Report S&I If Surgeon Reads Angiogram

Radiographic studies related to prosthesis selection and sizing are separately billable, and CPT added two new radiology codes in 2001 for interpretation of the angiography performed with the endovascular repair. Code 75952 (Endovascular repair of infrarenal abdominal aortic aneurysm or dissection, radiological supervision and interpretation) is appropriate for an angiogram done with the placement of the endovascular AAA prosthesis (34800-34804). For placement of extension cuffs (34825-34826), report 75953 (Placement of proximal or distal extension prosthesis for endovascular repair of infrarenal aortic or iliac artery aneurysm, pseudoaneurysm, or dissection, radiological supervision and interpretation). The surgeon may report these S&I codes only if no radiologist is present and the surgeon files a separate radiology report.
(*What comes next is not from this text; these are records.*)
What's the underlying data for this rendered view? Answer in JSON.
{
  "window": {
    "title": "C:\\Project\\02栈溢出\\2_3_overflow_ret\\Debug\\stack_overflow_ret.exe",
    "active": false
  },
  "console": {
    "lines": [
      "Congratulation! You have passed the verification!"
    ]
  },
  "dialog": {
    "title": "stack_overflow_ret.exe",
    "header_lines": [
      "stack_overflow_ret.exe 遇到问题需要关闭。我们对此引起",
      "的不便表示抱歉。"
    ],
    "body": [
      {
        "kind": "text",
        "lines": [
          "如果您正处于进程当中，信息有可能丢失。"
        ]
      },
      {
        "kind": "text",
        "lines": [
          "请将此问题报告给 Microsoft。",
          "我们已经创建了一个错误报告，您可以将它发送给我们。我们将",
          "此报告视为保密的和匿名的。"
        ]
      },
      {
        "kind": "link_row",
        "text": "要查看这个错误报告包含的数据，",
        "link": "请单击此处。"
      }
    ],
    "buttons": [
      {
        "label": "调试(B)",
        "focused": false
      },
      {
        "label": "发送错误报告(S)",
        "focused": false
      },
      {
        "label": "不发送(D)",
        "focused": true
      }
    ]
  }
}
Conversions Have Specific Codes

If, during the endovascular repair, the surgeon must abandon the procedure and repair the aneurysm with an open procedure, do not report an open procedure code (35081/35102), Hammer says. Instead, CPT includes specific codes to describe the conversion. (This is unusual because, in most cases, you would report an endoscopic-to-open conversion as an open procedure.)

If, following conversion, the physician anatomoses the prosthesis at both ends to healthy sections of the aorta, you should report 34830 (Open repair of infrarenal aortic aneurysm or dissection, plus repair of associated arterial trauma, following unsuccessful endovascular repair; tube prosthesis). If the surgeon anastomoses the proximal end of the prosthesis to the aorta but anastomoses the distal ends to the iliac arteries, report the procedure using 34831 (... aorto-bi-iliac prosthesis). If the common iliac arteries or external iliacs are involved with the aneurysm or have been damaged during the endovascular procedure thereby requiring that the prosthetic limbs be tunneled through the pelvis so that anastomoses are performed at the femoral artery level report 34832 (... aorto-bifemoral prosthesis).
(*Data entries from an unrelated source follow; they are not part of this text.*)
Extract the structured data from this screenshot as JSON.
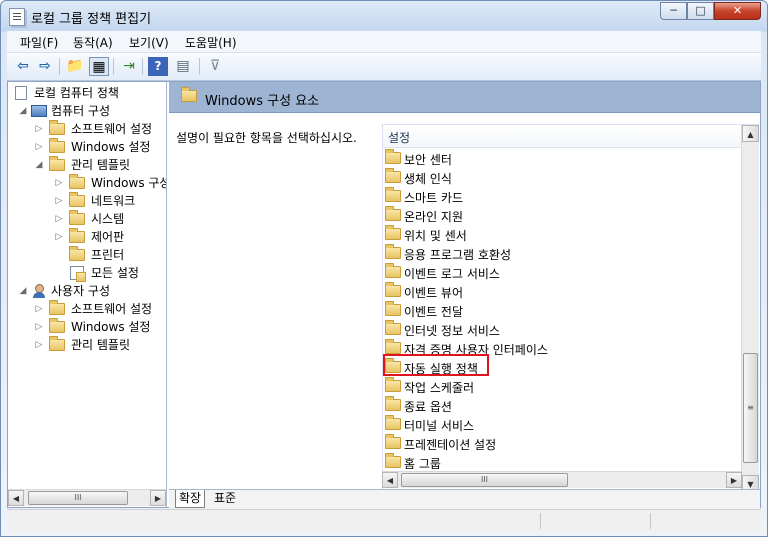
{
  "window": {
    "title": "로컬 그룹 정책 편집기"
  },
  "window_controls": {
    "minimize": "─",
    "maximize": "□",
    "close": "✕"
  },
  "menu": [
    "파일(F)",
    "동작(A)",
    "보기(V)",
    "도움말(H)"
  ],
  "toolbar": {
    "back": "⇦",
    "forward": "⇨",
    "up": "📁",
    "showhide": "▦",
    "export": "⇥",
    "help": "?",
    "properties": "▤",
    "filter": "⊽"
  },
  "tree": {
    "root": "로컬 컴퓨터 정책",
    "computer": "컴퓨터 구성",
    "computer_children": [
      "소프트웨어 설정",
      "Windows 설정",
      "관리 템플릿"
    ],
    "admin_children": [
      "Windows 구성 요소",
      "네트워크",
      "시스템",
      "제어판",
      "프린터",
      "모든 설정"
    ],
    "user": "사용자 구성",
    "user_children": [
      "소프트웨어 설정",
      "Windows 설정",
      "관리 템플릿"
    ]
  },
  "header": {
    "title": "Windows 구성 요소"
  },
  "description": "설명이 필요한 항목을 선택하십시오.",
  "settings": {
    "column": "설정",
    "items": [
      "보안 센터",
      "생체 인식",
      "스마트 카드",
      "온라인 지원",
      "위치 및 센서",
      "응용 프로그램 호환성",
      "이벤트 로그 서비스",
      "이벤트 뷰어",
      "이벤트 전달",
      "인터넷 정보 서비스",
      "자격 증명 사용자 인터페이스",
      "자동 실행 정책",
      "작업 스케줄러",
      "종료 옵션",
      "터미널 서비스",
      "프레젠테이션 설정",
      "홈 그룹"
    ]
  },
  "tabs": [
    "확장",
    "표준"
  ],
  "scroll": {
    "left": "◀",
    "right": "▶",
    "up": "▲",
    "down": "▼",
    "grip": "III",
    "grip_v": "≡"
  }
}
Don't Forget Repairs and Ancillary Procedures

Extensive repair or replacement of an artery may be required following open arterial exposure (34812/34820). Report these procedures separately using 35226 (Repair blood vessel, direct; lower extremity) or 35286 (Repair blood vessel with graft other than vein; lower extremity), as appropriate, if a femoral or iliac artery is damaged and requires repair following placement of the prosthesis.
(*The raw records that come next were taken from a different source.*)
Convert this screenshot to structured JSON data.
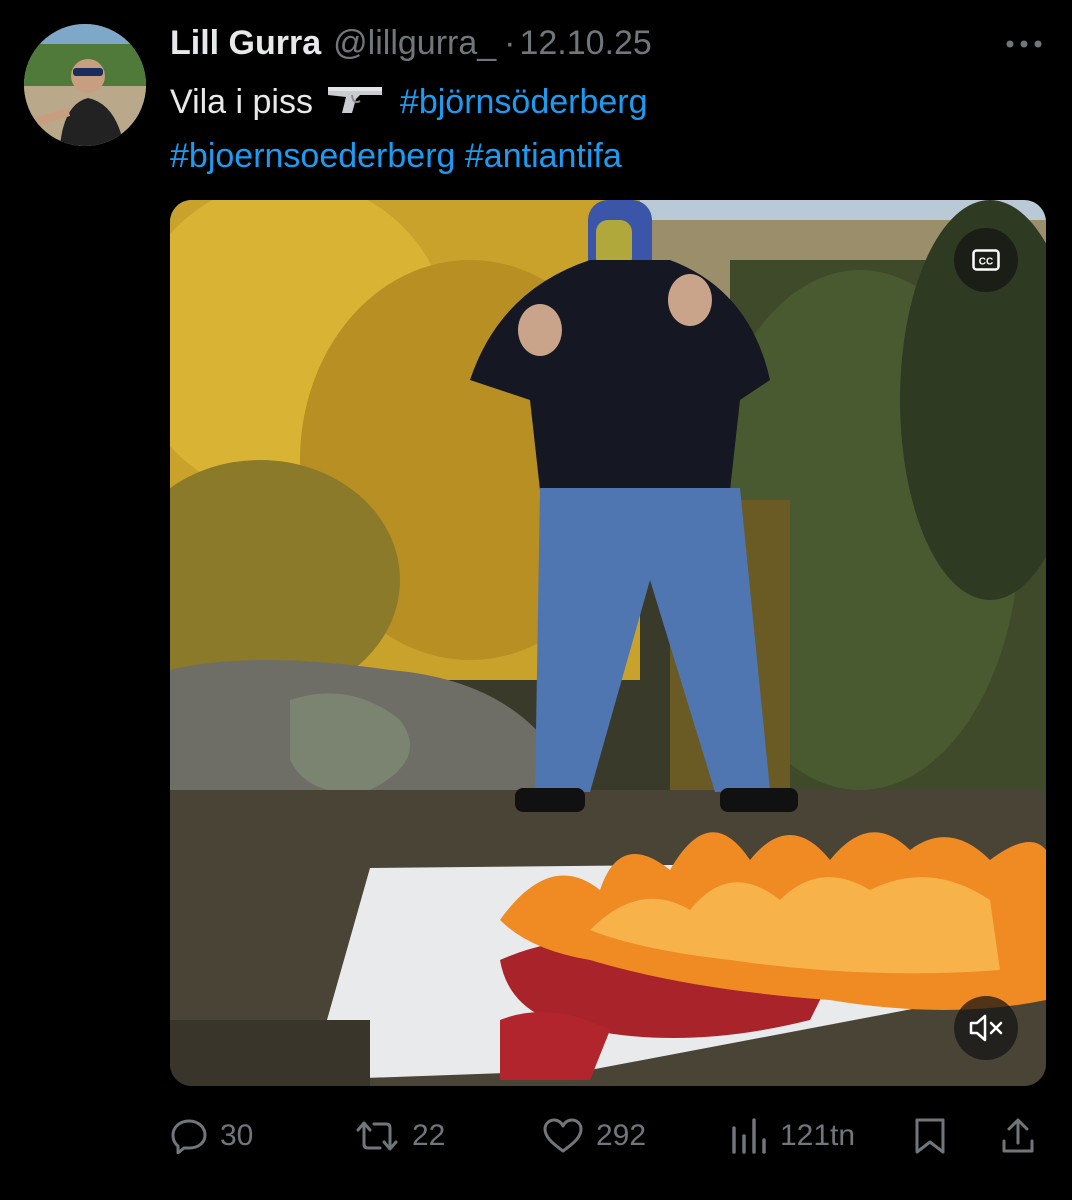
{
  "tweet": {
    "display_name": "Lill Gurra",
    "handle": "@lillgurra_",
    "separator": "·",
    "timestamp": "12.10.25",
    "text_plain": "Vila i piss",
    "hashtags": [
      "#björnsöderberg",
      "#bjoernsoederberg",
      "#antiantifa"
    ],
    "emoji_icon": "pistol-icon"
  },
  "media": {
    "cc_label": "CC",
    "type": "video"
  },
  "actions": {
    "replies": "30",
    "reposts": "22",
    "likes": "292",
    "views": "121tn"
  },
  "colors": {
    "background": "#000000",
    "primary_text": "#e7e9ea",
    "secondary_text": "#71767b",
    "link": "#1d9bf0"
  }
}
In addition, you may separately report other ancillary procedures, such as balloon angioplasty (only if performed outsideof the endograft; if performed inside the stent it is bundled to the primary procedure) and stent placement (again, only if performed outside of the endograft).

Multiple-procedure rules apply to all of the above codes. Payers will reimburse in full for the primary procedure (34800-34804) but will apply a 50 percent reduction for all subsequent procedures during the same operative session. For those payers that require it, be sure to append modifier -51 (Multiple procedures) to any secondary/subsequent procedure codes.